You had teeth in your mouth when you were born,
To show that you came to bite the world
And if the rest that I’ve heard is true
You came here –
Notes on Performance
Well Henry, any last words?
What a challenge for us actors. How on earth can we begin to feel what Henry must be going through at this moment. He is alone, his son has been killed, and now he is certain he is facing the man who will kill him; and he is right.
Often when we approach acting roles we talk about identifying the separation between ourselves and the character. How are we different? These differences can be useful in figuring out what we need to do to get closer to the character in order to play them. So, how would I react in Henry’s shoes right now? I would be in absolute fight or flight. I would be begging for my life, crying, trying to run away or attack Richard. I would be desperate and manic. Henry, on the other hand, manages to channel all that he is feeling into a careful dissection of Richard’s character. He is unarmed and defenceless, except for his words. All he can do in place of physically scarring Richard is to scar his conscience and hopefully bring about his demise by planting a seed of doubt in Richard’s mind.
To tap into this scene we need to align ourselves with all that Henry has gone through. He has lost his son. He has been locked in the Tower and probably hasn’t eaten for days. How does he muster the energy to say these words? The source of energy I turn to for Henry is always his faith. It is the single most important thing to Henry, even more than his family, and he preserves that right until the end. Richard stops him by stabbing him and and says:
“I’ll hear no more; die, prophet, in thy speech”
Perhaps Henry’s plan has worked? Perhaps him speaking as a prophet is the one way to channel fear into the heart of Richard? As we know now, (Information that poor Henry will never know) Richard is haunted by the ghosts of those he has killed at the end of his play, Richard the Third. Perhaps Henry’s plan works, and the seed of guilt planted in this moment grows to take control of Richard’s soul and lead to his demise.
When acting this speech, it’s important to play the range of experiences Henry is having, without giving all the weight to one aspect of the given circumstances. Henry is grieving, starving, desperate, resentful, faithful and despairing all at once. To play only one of these states is to rob Henry of the complexity of his final moment.
Conclusion: “Hadst thou been kill’d when first thou didst presume”
This monologue is a fantastic example of high stakes in Shakespeare.
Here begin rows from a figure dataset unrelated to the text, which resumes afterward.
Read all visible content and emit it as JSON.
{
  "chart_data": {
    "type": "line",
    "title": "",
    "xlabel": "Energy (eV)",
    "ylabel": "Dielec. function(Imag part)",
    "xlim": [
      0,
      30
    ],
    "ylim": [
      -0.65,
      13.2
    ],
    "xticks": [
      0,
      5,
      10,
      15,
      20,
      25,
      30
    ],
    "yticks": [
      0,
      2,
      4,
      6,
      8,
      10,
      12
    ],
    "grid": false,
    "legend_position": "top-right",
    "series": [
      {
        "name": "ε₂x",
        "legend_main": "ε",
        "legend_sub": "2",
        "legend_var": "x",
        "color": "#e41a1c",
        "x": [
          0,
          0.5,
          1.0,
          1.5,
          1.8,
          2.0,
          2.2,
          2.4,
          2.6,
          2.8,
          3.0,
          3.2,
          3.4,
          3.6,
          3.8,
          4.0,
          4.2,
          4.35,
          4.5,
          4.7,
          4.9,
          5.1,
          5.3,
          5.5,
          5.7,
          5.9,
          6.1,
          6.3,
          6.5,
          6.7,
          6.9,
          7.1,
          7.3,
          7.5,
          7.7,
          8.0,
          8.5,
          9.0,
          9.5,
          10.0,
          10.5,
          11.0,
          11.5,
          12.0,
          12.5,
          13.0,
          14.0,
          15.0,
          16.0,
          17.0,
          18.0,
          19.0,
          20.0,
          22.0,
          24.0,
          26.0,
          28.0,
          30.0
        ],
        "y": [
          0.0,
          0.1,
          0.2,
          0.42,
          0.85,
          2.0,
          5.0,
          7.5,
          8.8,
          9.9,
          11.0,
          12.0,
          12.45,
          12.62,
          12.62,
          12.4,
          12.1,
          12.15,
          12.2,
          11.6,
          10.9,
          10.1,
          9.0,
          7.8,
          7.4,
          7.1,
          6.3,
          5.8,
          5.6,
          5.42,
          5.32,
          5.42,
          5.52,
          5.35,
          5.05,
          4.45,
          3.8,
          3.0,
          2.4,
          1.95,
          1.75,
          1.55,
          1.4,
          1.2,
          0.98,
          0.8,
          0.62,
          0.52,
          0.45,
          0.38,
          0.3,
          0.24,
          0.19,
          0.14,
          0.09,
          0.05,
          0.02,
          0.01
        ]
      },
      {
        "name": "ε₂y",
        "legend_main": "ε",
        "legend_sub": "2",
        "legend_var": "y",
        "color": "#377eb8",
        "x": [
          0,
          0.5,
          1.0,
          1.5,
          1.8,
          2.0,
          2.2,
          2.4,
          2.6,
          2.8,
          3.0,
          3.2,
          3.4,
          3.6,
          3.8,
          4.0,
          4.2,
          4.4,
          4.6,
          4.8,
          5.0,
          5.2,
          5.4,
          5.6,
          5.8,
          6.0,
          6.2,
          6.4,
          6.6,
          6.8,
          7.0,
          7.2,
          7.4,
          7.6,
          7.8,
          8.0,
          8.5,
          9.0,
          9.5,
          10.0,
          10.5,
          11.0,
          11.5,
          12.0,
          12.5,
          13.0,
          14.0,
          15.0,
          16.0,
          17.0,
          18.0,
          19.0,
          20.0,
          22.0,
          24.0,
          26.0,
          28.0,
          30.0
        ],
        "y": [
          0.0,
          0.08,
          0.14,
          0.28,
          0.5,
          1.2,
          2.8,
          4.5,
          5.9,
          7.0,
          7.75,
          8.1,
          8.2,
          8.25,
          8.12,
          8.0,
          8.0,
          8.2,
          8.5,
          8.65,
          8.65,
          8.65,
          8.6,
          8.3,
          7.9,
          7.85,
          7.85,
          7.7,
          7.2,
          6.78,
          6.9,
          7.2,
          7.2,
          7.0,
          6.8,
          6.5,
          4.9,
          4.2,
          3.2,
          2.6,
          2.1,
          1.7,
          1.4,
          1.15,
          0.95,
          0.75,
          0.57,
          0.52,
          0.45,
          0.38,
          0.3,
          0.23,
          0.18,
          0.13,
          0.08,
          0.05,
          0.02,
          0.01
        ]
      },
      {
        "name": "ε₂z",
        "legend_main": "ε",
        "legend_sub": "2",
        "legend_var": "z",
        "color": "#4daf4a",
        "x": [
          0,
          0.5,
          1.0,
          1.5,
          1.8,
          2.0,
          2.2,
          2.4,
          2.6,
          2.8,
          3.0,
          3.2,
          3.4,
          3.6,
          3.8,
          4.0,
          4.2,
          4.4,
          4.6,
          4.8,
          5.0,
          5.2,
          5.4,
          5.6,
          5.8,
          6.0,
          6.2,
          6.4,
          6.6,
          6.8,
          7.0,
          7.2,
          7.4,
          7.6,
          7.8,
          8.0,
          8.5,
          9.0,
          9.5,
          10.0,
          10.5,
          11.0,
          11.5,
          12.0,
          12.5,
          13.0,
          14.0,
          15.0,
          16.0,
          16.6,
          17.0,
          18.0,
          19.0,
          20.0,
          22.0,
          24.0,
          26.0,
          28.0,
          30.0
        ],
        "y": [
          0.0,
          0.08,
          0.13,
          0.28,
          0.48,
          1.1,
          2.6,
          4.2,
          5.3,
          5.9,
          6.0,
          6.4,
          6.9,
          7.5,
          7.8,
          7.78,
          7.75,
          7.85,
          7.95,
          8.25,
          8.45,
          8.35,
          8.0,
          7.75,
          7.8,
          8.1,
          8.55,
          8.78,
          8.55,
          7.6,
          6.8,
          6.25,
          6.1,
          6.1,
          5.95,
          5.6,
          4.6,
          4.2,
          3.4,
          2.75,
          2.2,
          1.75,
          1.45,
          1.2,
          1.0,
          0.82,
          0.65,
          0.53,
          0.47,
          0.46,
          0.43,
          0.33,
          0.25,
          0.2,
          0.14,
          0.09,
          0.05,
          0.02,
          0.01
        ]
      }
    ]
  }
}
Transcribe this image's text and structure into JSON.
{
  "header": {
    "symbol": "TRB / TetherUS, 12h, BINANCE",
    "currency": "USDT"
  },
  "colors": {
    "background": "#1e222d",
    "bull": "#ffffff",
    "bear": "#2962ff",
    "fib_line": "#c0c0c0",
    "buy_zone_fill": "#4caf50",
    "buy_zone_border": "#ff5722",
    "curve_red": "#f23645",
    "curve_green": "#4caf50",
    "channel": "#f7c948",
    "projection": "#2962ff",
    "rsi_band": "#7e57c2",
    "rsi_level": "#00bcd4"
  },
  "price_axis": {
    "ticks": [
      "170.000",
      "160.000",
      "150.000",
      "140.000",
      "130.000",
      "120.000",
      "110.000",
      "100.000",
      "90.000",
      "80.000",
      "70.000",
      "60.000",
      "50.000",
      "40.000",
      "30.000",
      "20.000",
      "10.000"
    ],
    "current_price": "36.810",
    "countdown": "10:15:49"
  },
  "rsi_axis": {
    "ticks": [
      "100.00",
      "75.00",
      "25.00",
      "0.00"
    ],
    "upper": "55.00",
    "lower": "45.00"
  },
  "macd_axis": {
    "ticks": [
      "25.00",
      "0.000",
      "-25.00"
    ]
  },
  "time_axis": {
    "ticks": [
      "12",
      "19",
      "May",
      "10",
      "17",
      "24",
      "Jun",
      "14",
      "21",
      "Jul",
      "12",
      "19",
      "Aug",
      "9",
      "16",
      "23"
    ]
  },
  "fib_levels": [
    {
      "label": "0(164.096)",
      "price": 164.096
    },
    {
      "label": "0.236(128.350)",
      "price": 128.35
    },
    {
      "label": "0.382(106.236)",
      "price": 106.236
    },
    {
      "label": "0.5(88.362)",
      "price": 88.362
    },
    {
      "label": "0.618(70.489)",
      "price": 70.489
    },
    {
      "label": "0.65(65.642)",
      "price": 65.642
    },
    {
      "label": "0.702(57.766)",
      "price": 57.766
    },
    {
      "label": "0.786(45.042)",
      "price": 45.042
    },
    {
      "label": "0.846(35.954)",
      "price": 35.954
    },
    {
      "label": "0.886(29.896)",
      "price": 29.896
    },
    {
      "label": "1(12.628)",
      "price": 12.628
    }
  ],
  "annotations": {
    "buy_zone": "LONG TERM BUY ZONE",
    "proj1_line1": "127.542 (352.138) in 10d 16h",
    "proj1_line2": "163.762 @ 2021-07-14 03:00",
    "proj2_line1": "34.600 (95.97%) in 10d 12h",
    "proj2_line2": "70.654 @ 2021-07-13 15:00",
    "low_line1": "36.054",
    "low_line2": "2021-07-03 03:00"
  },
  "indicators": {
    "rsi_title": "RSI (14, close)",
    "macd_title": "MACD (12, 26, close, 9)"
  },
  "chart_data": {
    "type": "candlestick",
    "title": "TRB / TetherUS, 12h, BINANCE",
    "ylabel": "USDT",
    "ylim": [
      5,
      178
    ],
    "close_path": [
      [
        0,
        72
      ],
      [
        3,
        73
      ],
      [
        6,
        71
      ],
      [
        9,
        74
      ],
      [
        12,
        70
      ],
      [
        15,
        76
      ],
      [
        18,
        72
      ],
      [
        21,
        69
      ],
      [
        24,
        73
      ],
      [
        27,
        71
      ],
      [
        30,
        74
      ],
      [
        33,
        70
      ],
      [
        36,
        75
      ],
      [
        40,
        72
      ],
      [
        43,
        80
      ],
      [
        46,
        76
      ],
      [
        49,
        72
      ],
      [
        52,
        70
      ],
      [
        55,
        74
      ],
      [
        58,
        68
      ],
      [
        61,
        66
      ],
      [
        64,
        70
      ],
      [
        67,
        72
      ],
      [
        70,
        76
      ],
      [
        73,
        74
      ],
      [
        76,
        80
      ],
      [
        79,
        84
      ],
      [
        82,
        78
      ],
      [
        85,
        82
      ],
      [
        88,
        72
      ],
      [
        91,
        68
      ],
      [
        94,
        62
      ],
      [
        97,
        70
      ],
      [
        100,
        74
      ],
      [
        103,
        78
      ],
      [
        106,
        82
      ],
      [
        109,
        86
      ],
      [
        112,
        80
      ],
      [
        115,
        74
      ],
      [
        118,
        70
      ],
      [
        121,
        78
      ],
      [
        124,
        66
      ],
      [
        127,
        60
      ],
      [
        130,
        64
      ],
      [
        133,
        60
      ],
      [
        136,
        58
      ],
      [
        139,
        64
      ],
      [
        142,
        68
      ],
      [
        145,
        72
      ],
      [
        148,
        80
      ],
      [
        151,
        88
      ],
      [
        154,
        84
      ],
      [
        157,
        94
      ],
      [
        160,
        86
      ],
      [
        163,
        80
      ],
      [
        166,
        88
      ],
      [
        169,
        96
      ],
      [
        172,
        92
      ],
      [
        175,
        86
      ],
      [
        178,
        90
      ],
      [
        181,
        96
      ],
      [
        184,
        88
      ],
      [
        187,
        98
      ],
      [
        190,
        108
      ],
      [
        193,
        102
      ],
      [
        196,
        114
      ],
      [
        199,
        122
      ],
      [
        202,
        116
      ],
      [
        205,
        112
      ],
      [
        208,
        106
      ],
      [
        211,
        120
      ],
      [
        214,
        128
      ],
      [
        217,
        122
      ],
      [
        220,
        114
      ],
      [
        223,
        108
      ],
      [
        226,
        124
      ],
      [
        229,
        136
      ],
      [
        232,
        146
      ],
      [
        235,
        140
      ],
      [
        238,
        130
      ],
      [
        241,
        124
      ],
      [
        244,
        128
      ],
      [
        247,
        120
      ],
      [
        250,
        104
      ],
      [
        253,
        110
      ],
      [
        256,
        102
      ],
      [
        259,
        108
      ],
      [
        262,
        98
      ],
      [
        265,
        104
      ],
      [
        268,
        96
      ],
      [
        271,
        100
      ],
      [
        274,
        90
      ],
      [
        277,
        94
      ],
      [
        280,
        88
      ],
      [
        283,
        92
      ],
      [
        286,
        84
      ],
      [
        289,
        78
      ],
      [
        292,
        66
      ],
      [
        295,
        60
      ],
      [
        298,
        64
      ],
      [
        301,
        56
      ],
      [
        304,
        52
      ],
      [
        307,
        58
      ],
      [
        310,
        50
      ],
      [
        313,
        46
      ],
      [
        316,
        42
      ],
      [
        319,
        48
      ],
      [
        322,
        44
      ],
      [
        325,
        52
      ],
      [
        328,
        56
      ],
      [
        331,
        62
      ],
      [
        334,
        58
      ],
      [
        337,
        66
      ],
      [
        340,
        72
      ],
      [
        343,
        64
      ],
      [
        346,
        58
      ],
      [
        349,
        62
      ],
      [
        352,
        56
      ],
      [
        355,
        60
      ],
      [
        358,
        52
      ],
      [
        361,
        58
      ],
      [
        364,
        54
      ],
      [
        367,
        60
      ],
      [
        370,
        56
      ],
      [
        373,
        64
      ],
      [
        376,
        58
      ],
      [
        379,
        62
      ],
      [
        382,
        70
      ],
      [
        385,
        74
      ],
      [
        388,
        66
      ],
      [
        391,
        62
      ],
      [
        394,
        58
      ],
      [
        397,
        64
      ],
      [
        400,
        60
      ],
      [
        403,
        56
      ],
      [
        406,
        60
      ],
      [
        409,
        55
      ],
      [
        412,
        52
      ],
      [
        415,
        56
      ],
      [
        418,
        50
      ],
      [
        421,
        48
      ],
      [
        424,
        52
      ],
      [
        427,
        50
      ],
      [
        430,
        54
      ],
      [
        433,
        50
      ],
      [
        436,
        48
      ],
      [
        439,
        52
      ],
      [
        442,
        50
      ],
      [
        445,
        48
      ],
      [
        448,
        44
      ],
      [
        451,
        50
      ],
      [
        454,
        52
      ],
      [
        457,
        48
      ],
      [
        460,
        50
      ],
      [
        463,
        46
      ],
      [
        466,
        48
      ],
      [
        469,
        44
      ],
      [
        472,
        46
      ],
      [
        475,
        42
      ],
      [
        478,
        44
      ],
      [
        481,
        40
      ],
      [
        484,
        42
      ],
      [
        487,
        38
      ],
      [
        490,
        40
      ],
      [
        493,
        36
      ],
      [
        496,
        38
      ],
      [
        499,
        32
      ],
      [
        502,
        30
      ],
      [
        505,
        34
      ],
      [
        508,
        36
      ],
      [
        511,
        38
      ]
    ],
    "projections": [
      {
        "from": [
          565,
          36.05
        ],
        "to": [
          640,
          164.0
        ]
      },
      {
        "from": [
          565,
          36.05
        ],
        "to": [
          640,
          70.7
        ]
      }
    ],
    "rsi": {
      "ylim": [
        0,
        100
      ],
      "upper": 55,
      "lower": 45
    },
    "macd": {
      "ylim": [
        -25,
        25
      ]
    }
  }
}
If you want to dig into some really challenging content from a character in a really dire situation, Henry, in this scene, is a great bet for you. What great practice to play a character on death’s doorstep who is able to still use language to impact Richard? This is a prime example of why we never ‘play the obstacle’ in acting. Even if a character has NOTHING and all hope is lost for them, there is still something they want. Still something they need – an objective which they must pursue. How can you play Henry’s desperate objective amidst all the obstacles he faces? Good luck to you! I hope your objective of tackling this great speech goes better than Henry’s objective of overcoming Richard. Enjoy!